コンサルタントの本音

目指す組織状態を明確にする

2018年3月

前回「進化と退化」で、『変化に先んじ対応しないことは退化である、進化には自らのアイデンティティを基盤に周りのものを変えて行くことだ』と説いた。組織変革でも、自らの存在意義を明確にすることは重要であるが、もう一つ大事なことは、どういう組織のあり方を目指すのか、ということである。

品質学ではクロスビーが組織の成熟度を示し、成熟度が高いほど品質が良く、業績にも良い影響を与えるとした。それをベースにマルコム・ボルドリッジ国家品質賞(※1)では、組織の成熟度を評価し、高い成熟度の組織は顧客満足、社員満足、地域貢献、業績のすべてのパフォーマンスが高いとし、大統領賞を授与した。最近では「ティール組織」(※2)という書籍で組織の発展段階を紹介している。

これらの考え方はすべて、組織の状態には発展段階があることを示している。例えば、クロスビーの成熟度は5段階。マルコム・ボルドリッジ賞は10段階、ティール組織では7段階である。つまり、組織を変革するとは、今はどういう組織状態で、それをどういう組織状態にするのかということである。それに合わせて変革の方法を適用することが必要である。

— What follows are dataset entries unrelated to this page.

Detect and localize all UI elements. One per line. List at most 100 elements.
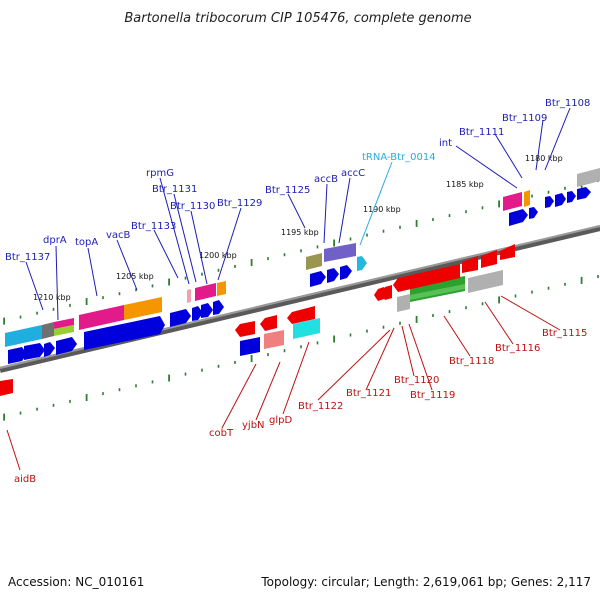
gene-label-trna-btr0014[interactable]: tRNA-Btr_0014 [362,152,436,163]
minor-tick [316,341,319,345]
gene-label-btr1109[interactable]: Btr_1109 [502,113,547,124]
gene-feature [24,343,45,360]
major-tick [498,296,500,304]
gene-label-vacb[interactable]: vacB [106,230,131,241]
gene-label-btr1108[interactable]: Btr_1108 [545,98,590,109]
bottom-gene-labels: Btr_1115 Btr_1116 Btr_1118 Btr_1119 Btr_… [14,328,587,485]
forward-gene-features [5,168,600,364]
gene-label-rpmg[interactable]: rpmG [146,168,174,179]
minor-tick [201,272,203,276]
gene-label-aidb[interactable]: aidB [14,474,36,485]
gene-label-btr1131[interactable]: Btr_1131 [152,184,197,195]
gene-feature [8,347,27,364]
gene-label-accb[interactable]: accB [314,174,338,185]
gene-label-btr1133[interactable]: Btr_1133 [131,221,176,232]
gene-label-topa[interactable]: topA [75,237,98,248]
minor-tick [564,282,566,286]
gene-feature [217,281,226,296]
minor-tick [283,349,286,353]
gene-feature [306,253,322,270]
gene-feature [293,318,320,339]
gene-label-btr1137[interactable]: Btr_1137 [5,252,50,263]
minor-tick [102,392,104,396]
minor-tick [465,210,467,214]
gene-feature [56,337,77,355]
gene-label-glpd[interactable]: glpD [269,415,292,426]
minor-tick [547,286,550,290]
gene-label-btr1129[interactable]: Btr_1129 [217,198,262,209]
minor-tick [366,329,368,333]
minor-tick [432,314,434,317]
gene-feature [201,303,213,318]
minor-tick [267,353,269,357]
gene-label-btr1116[interactable]: Btr_1116 [495,343,540,354]
gene-label-btr1125[interactable]: Btr_1125 [265,185,310,196]
top-gene-labels: Btr_1108 Btr_1109 Btr_1111 int tRNA-Btr_… [5,98,590,263]
major-tick [333,335,335,343]
gene-feature [410,284,465,300]
minor-tick [267,257,269,261]
gene-feature [42,322,54,339]
gene-label-btr1119[interactable]: Btr_1119 [410,390,455,401]
scale-ticks-bottom [3,275,599,421]
minor-tick [316,245,319,249]
gene-feature [44,342,55,357]
gene-feature [310,271,326,287]
minor-tick [448,214,451,218]
gene-feature [287,306,315,324]
minor-tick [514,294,517,298]
gene-feature [481,250,497,268]
gene-label-dpra[interactable]: dprA [43,235,67,246]
gene-label-yjbn[interactable]: yjbN [242,420,265,431]
major-tick [250,259,253,266]
kbp-label-1190: 1190 kbp [363,205,401,214]
gene-feature [500,244,515,260]
minor-tick [432,218,434,221]
gene-feature [468,270,503,293]
gene-feature [324,243,356,262]
minor-tick [217,364,220,368]
gene-feature [54,318,74,329]
minor-tick [234,264,236,268]
map-title: Bartonella tribocorum CIP 105476, comple… [124,11,471,26]
gene-feature [397,294,410,312]
major-tick [498,200,500,208]
gene-label-btr1130[interactable]: Btr_1130 [170,201,215,212]
major-tick [333,239,335,247]
gene-label-btr1118[interactable]: Btr_1118 [449,356,494,367]
minor-tick [118,388,121,392]
gene-label-btr1111[interactable]: Btr_1111 [459,127,504,138]
gene-feature [54,325,74,336]
minor-tick [564,186,566,190]
gene-feature [577,187,591,200]
minor-tick [69,303,71,307]
major-tick [3,317,5,325]
minor-tick [102,296,104,300]
kbp-label-1180: 1180 kbp [525,154,563,163]
gene-feature [235,321,255,337]
genome-summary-text: Topology: circular; Length: 2,619,061 bp… [260,575,591,589]
gene-label-accc[interactable]: accC [341,168,365,179]
gene-label-btr1120[interactable]: Btr_1120 [394,375,439,386]
minor-tick [349,333,352,337]
minor-tick [52,307,55,311]
gene-feature [393,264,460,292]
minor-tick [184,276,187,280]
accession-text: Accession: NC_010161 [8,575,144,589]
kbp-label-1205: 1205 kbp [116,272,154,281]
minor-tick [217,268,220,272]
minor-tick [184,372,187,376]
gene-feature [374,287,384,301]
gene-feature [545,196,554,208]
gene-label-btr1121[interactable]: Btr_1121 [346,388,391,399]
minor-tick [135,384,137,388]
minor-tick [19,411,22,415]
minor-tick [69,399,71,403]
gene-label-cobt[interactable]: cobT [209,428,234,439]
gene-label-int[interactable]: int [439,138,452,149]
gene-feature [192,306,203,321]
minor-tick [118,292,121,296]
gene-label-btr1122[interactable]: Btr_1122 [298,401,343,412]
gene-label-btr1115[interactable]: Btr_1115 [542,328,587,339]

組織の発展段階を規定するものは、人々の意識や思考、リーダーの意識やリーダーシップのあり方、情報や意思決定の流れ方、コミュニケーションの方法、業務プロセスのあり方、行動の振り返りとその活かし方、誰が何をどう評価するのか、行動習慣などである。これらは相互に関係があり、それらの関係性の中で組織状態の段階が決まってくる。いわば組織のOSのようなものだ。

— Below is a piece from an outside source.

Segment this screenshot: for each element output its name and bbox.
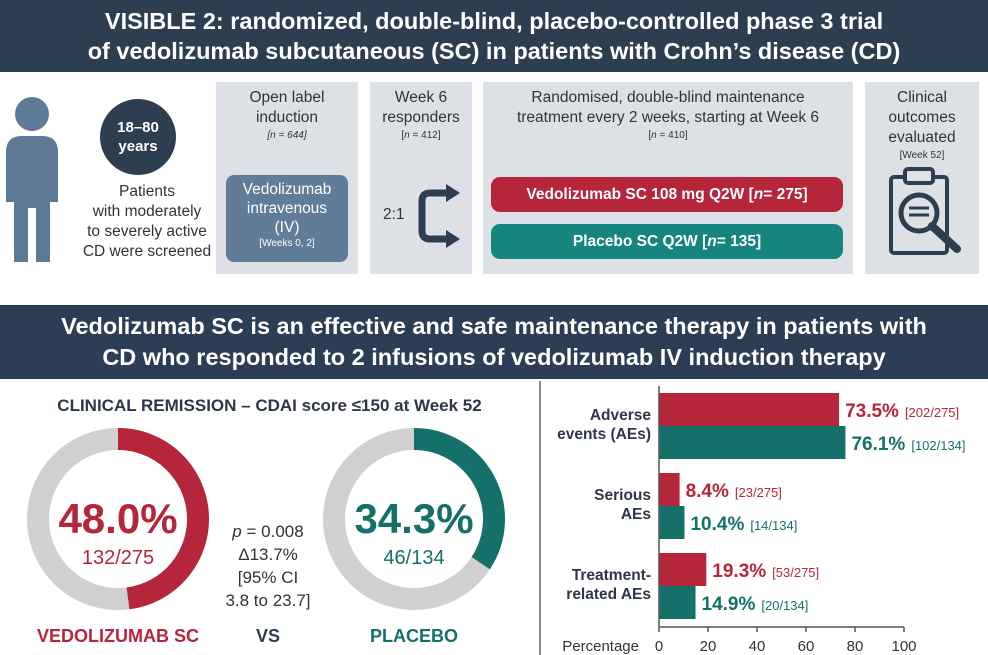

どのようなモデルを活用するとしても重要なのは、今の組織状態と目指すべき組織状態を明らかにし、目指すべき組織状態に一歩近づくにはどのような組織状態を目標にするのかを明確にし、施策を打っていくことだ。そしてその状態をたえず振り返り、レベルをあげていく。指示型リーダーシップを発揮している組織が自立型の組織には一足とびには向かわない。例えば、人の成長も重視するリーダーシップを経て、指示と権限移譲のバランスを取る組織に成長してから、自ら考え行動する組織に向かうといった段階を踏んで組織を変革していく。その際にはサーバントリーダーシップ(※3)的な要素が強まるだろう。

研修や育成においても、このように組織変革の階段を登るプロセスを意識しながら、マネージャーやリーダーの育成とその研修のプログラムを考え実践しないと変革に貢献できない。特にリーダーの意識や組織における慣習を変える部分が重要になってくる。目指す組織状態に一歩近づくためのリーダーシップ、リーダーの意識のあり方とは何か、それを無視した変革はありえない。そして、それは段階に応じたものになっているのである。

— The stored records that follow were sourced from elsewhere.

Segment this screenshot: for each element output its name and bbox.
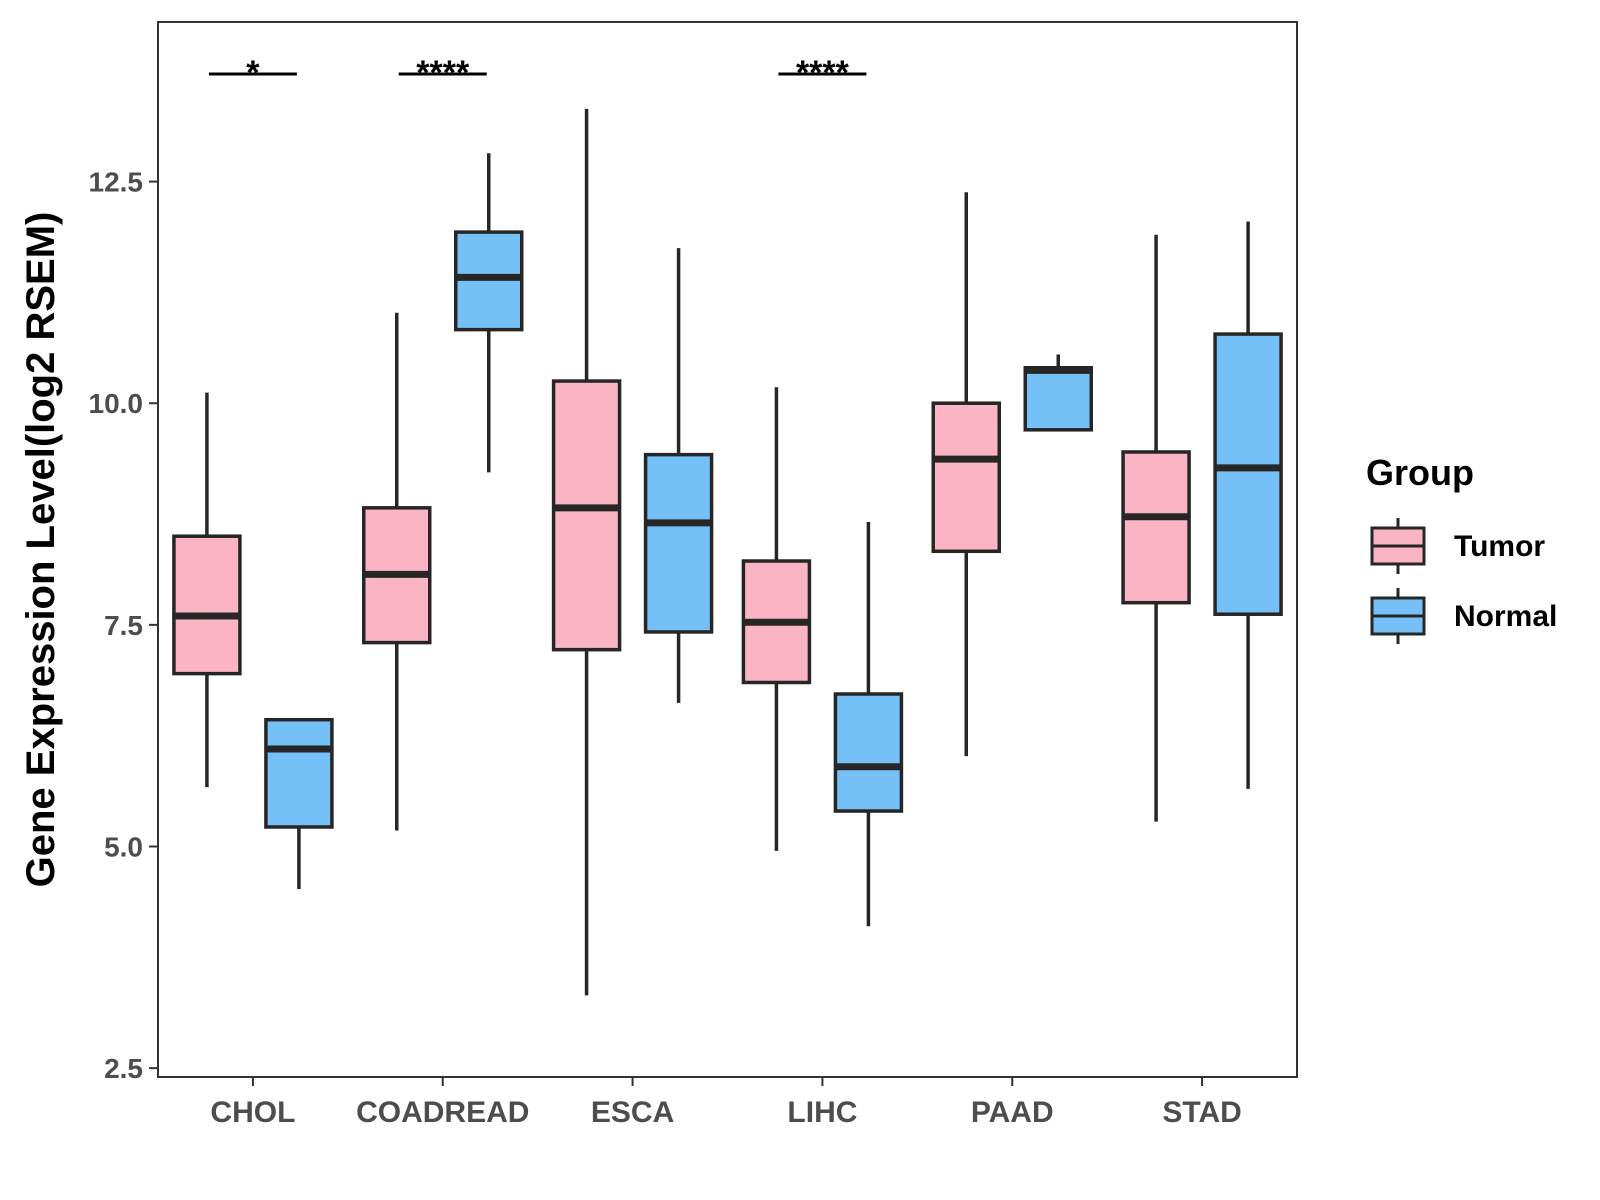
- x-tick-label-esca: ESCA: [591, 1096, 674, 1129]
- y-tick-label: 7.5: [104, 610, 143, 641]
- y-tick-label: 2.5: [104, 1053, 143, 1084]
- box-normal-lihc: [833, 692, 904, 813]
- panel-border: [157, 21, 1298, 1078]
- x-tick-label-paad: PAAD: [971, 1096, 1054, 1129]
- legend-title: Group: [1366, 452, 1474, 493]
- y-tick-label: 5.0: [104, 831, 143, 862]
- x-tick-label-lihc: LIHC: [787, 1096, 857, 1129]
- x-tick-label-chol: CHOL: [210, 1096, 295, 1129]
- legend-label-normal: Normal: [1454, 600, 1557, 633]
- whiskers: [205, 108, 1250, 996]
- box-tumor-esca: [551, 379, 622, 652]
- axes: 2.5 5.0 7.5 10.0 12.5 CHOL COADREAD ESCA LIHC PAA…: [19, 167, 1242, 1129]
- y-tick-label: 10.0: [89, 388, 144, 419]
- box-normal-paad: [1023, 366, 1093, 432]
- significance-label-coadread: ****: [416, 54, 470, 92]
- legend-label-tumor: Tumor: [1454, 530, 1545, 563]
- box-normal-stad: [1213, 332, 1283, 616]
- y-tick-label: 12.5: [89, 167, 144, 198]
- box-tumor-chol: [172, 534, 242, 676]
- box-tumor-paad: [931, 401, 1001, 554]
- y-axis-title: Gene Expression Level(log2 RSEM): [19, 212, 63, 888]
- plot-panel: [157, 21, 1298, 1078]
- x-tick-label-stad: STAD: [1162, 1096, 1241, 1129]
- significance-annotations: * **** ****: [208, 54, 867, 92]
- medians: [173, 273, 1282, 771]
- legend: Group Tumor Normal: [1366, 452, 1557, 644]
- significance-label-lihc: ****: [796, 54, 850, 92]
- significance-label-chol: *: [246, 54, 260, 92]
- box-normal-esca: [643, 452, 714, 634]
- box-normal-coadread: [454, 230, 524, 332]
- x-tick-label-coadread: COADREAD: [356, 1096, 529, 1129]
- box-normal-chol: [264, 717, 334, 829]
- box-tumor-stad: [1121, 450, 1191, 605]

※1マルコム・ボルドリッジ国家品質賞:1980年代にアメリカ企業の復活をかけて国で作られた表彰制度。経営トップの考える視点を基準に、それに沿った経営をドキュメント化し、審査員に評価され、優れた組織は大統領から表彰される。審査員からのフィードバックレポートはコンサルティングより価値があると定評。日本では日本経営品質賞として運営されている。

※2「ティール組織」フレデリック・ラルー著 英治出版

※3サーバントリーダーシップ:支援しながら人を導くリーダーシップのこと。支配統制型のリーダーシップの対比として使われる。

最後までお読みいただき、ありがとうございました。